On top of the issue of induced demand (“We’re literally paying $4.9 billion to make it suck more,” exclaimed one Twitter user), others pointed out that I-35 still represents and enforces segregationist-era policies. The highway continues to physically separate West and East Austin, providing few crossing opportunities, which the “My35” plan does little to change.
Still others, like urban designer Brendan Wittstruck, criticize TxDOT’s traffic flow projections as gross overestimations to justify the added lanes, pointing to discrepancies between TxDOT’s past predictions for average annual daily trips and actual available traffic data.
“TxDOT’s Mobility35 plan does not adequately address safety for people on bicycles and on foot as it maintains three-plus high-speed frontage road lanes. It also fails to provide any additional safe crossing points, a key aspect of reconnecting East and West Austin,” Tristan Heinen, a former BAC vice chair who is currently unaffiliated, told the Austin Monitor. “It’s a bad plan – 1950s-era thinking applied to a 2020 problem.”
Council Member Greg Casar also weighed in, both in a letter to TxDOT and on Twitter, where he wrote: “For decades, I-35 has been an enforcer of division. We should be working to connect our communities, instead of making that division wider.” Last month, City Council passed a resolution critiquing TxDOT’s current plan for the highway.
The joint council’s other active mobility recommendations to TxDOT included fully burying or dismantling the highway downtown, in accordance with up-to-date data on pedestrian and cyclist safety, and “to enable the city of Austin to reconnect its street grid and repair the divide that presently separates it.” The joint council also recommended that TxDOT increase emphasis on mitigating air and noise pollution.
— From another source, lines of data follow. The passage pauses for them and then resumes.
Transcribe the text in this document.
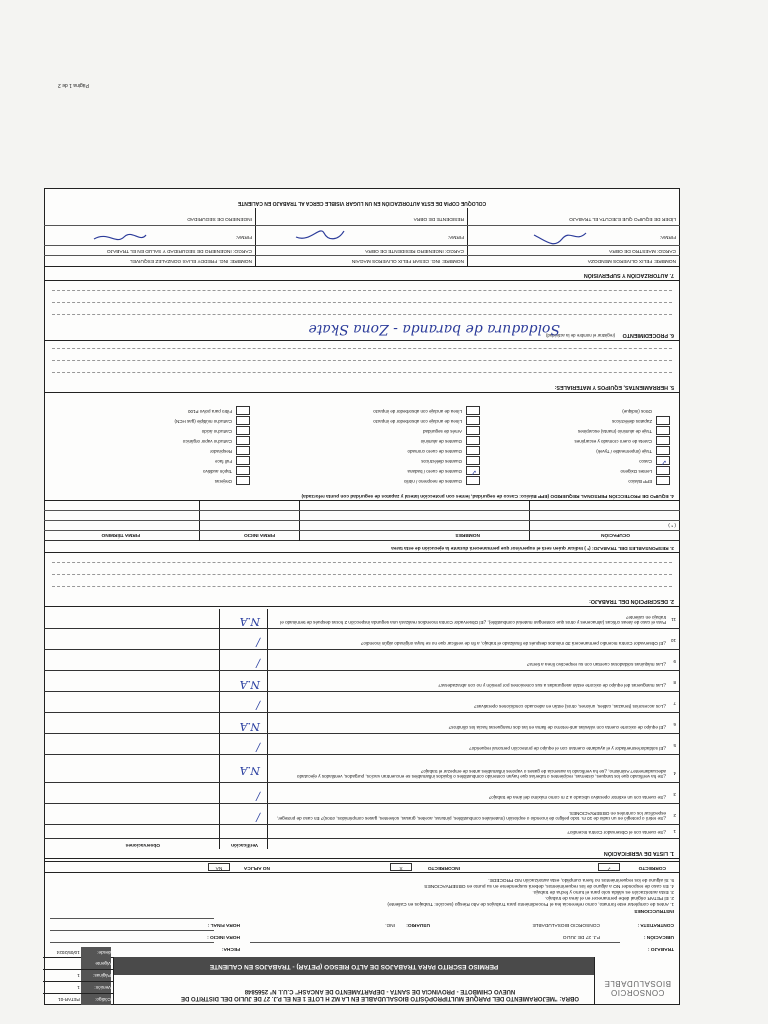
Página 1 de 2
CONSORCIO BIOSALUDABLE
OBRA: "MEJORAMIENTO DEL PARQUE MULTIPROPÓSITO BIOSALUDABLE EN LA MZ H LOTE 1 EN EL P.J. 27 DE JULIO DEL DISTRITO DE NUEVO CHIMBOTE - PROVINCIA DE SANTA - DEPARTAMENTO DE ANCASH" C.U.I. N° 2565848
PERMISO ESCRITO PARA TRABAJOS DE ALTO RIESGO (PETAR) - TRABAJOS EN CALIENTE
Código: PETAR-01
Versión: 1
Páginas: 1
Vigente desde: 10/05/2024
TRABAJO :
FECHA:
UBICACIÓN :
P.J. 27 DE JULIO
HORA INICIO :
CONTRATISTA :
CONSORCIO BIOSALUDABLE
USUARIO:
ING.
HORA FINAL :
INSTRUCCIONES
1. Antes de completar este formato, como referencia lea el Procedimiento para Trabajos de Alto Riesgo (sección: Trabajos en Caliente)
2. El PETAR original debe permanecer en el área de trabajo.
3. Esta autorización es válida solo para el turno y fecha de trabajo.
4. En caso de responder NO a alguno de los requerimientos, deberá suspenderse en su punto en OBSERVACIONES
5. Si alguno de los requerimientos no fuera cumplido, esta autorización NO PROCEDE.
CORRECTO
✓
INCORRECTO
X
NO APLICA
NA
1. LISTA DE VERIFICACIÓN
Verificación
Observaciones
1
¿Se cuenta con el Observador Contra Incendio?
2
¿Se retiró o protegió en un radio de 10 m. todo peligro de incendio o explosión (materiales combustibles, pinturas, aceites, grasas, solventes, gases comprimidos, otros)? En caso de proteger, especificar los controles en OBSERVACIONES.
/
3
¿Se cuenta con un extintor operativo ubicado a 2 m como máximo del área de trabajo?
/
4
¿Se ha verificado que los tanques, cisternas, recipientes o tuberías que hayan contenido combustibles o líquidos inflamables se encuentran vacíos, purgados, ventilados y ejecutado adecuadamente? Asimismo, ¿se ha verificado la ausencia de gases o vapores inflamables antes de empezar el trabajo?
N.A
5
¿El soldador/esmerilador y el ayudante cuentan con el equipo de protección personal requerido?
/
6
¿El equipo de oxicorte cuenta con válvulas anti-retorno de llama en las dos mangueras hacia los cilindros?
N.A
7
¿Los accesorios (tenazas, cables, uniones, otros) están en adecuado condiciones operativas?
/
8
¿Las mangueras del equipo de oxicorte están aseguradas a sus conexiones por presión y no con abrazaderas?
N.A
9
¿Las máquinas soldadoras cuentan con su respectivo línea a tierra?
/
10
¿El Observador Contra Incendio permanecerá 30 minutos después de finalizado el trabajo, a fin de verificar que no se haya originado algún incendio?
/
11
Para el caso de áreas críticas (almacenes y otros que contengan material combustible), ¿El Observador Contra Incendios realizará una segunda inspección 2 horas después de terminado el trabajo en caliente?
N.A
2. DESCRIPCIÓN DEL TRABAJO:
3. RESPONSABLES DEL TRABAJO: (* ) Indicar quien será el supervisor que permanecerá durante la ejecución de esta tarea
OCUPACIÓN
NOMBRES
FIRMA INICIO
FIRMA TÉRMINO
( * )
4. EQUIPO DE PROTECCIÓN PERSONAL REQUERIDO (EPP Básico: Casco de seguridad, lentes con protección lateral y zapatos de seguridad con punta reforzada)
EPP Básico
Lentes Oxigeno
✓
Casco
Traje (impermeable / Tyvek)
Careta de cuero cromado y escarpines
Traje de aluminio (manta) escarpines
Zapatos dieléctricos
Otros (indique)
Guantes de neopreno / nitrilo
✓
Guantes de cuero / badana
Guantes dieléctricos
Guantes de cuero cromado
Guantes de aluminio
Arnés de seguridad
Línea de anclaje con absorbedor de impacto
Línea de anclaje con absorbedor de impacto
Orejeras
Tapón auditivo
Full face
Respirador
Cartucho vapor orgánico
Cartucho ácido
Cartucho múltiple (gas HCN)
Filtro para polvo P100
5. HERRAMIENTAS, EQUIPOS Y MATERIALES:
6. PROCEDIMIENTO (registrar el nombre de la actividad)
Soldadura de baranda - Zona Skate
7. AUTORIZACIÓN Y SUPERVISIÓN
NOMBRE: FELIX OLIVEROS MENDOZA
CARGO: MAESTRO DE OBRA
FIRMA:
LÍDER DE EQUIPO QUE EJECUTA EL TRABAJO
NOMBRE: ING. CESAR FELIX OLIVEROS MAGAIN
CARGO: INGENIERO RESIDENTE DE OBRA
FIRMA:
RESIDENTE DE OBRA
NOMBRE: ING. FREDDY ELIAS GONZALEZ ESQUIVEL
CARGO: INGENIERO DE SEGURIDAD Y SALUD EN EL TRABAJO
FIRMA:
INGENIERO DE SEGURIDAD
COLOQUE COPIA DE ESTA AUTORIZACIÓN EN UN LUGAR VISIBLE CERCA AL TRABAJO EN CALIENTE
PAC and BAC also included a host of recommendations related to urban streetscape and human-centric design needs. Among these requests were making use of dead pocket spaces around the highway and under bridges; adding landscaping to smaller “dead spaces,” adding facilities like bike parking, water fountains and benches where possible; adding pedestrian crossings every quarter-mile; and designing turning movements to slow cars while simultaneously maximizing visibility of all road users.
Christopher Heathcott, a BAC chair, addressed the working group regarding TxDOT’s response to their prior round of recommendations. “TxDOT has come back and modified some of the scope. Some of those were positive changes, but we still have a lot to say about what we’d like to see to carry it forward. That’s what this document is about, not necessarily to reiterate everything we said in the prior one.”
Stephanie Webb, another BAC member, made the point that citizen opinion on the matter of highway expansion is ubiquitous, a point affirmed in the work group’s recommendations: “TxDOT received over 2,300 comments in December 2020, from the general public, several working groups, neighborhood groups, local nonprofits and Austin City Council.”
“We wanted to make it clear a lot of citizen and historical input already exists, and basically they’re continuing to put the onus on the public as if this information is not readily available. People can see responses that aren’t pro-highway or pro-auto – it’s all there,” Webb said.
Wittstruck also took to Twitter to criticize the plan: “We still have a lot to learn about TxDOT designs for I-35, but we should be making new crossings a priority in order to meet the goal of improving east-west access. A good place to start is COA’s recommendation of a maximum half-mile between crossings,” he wrote.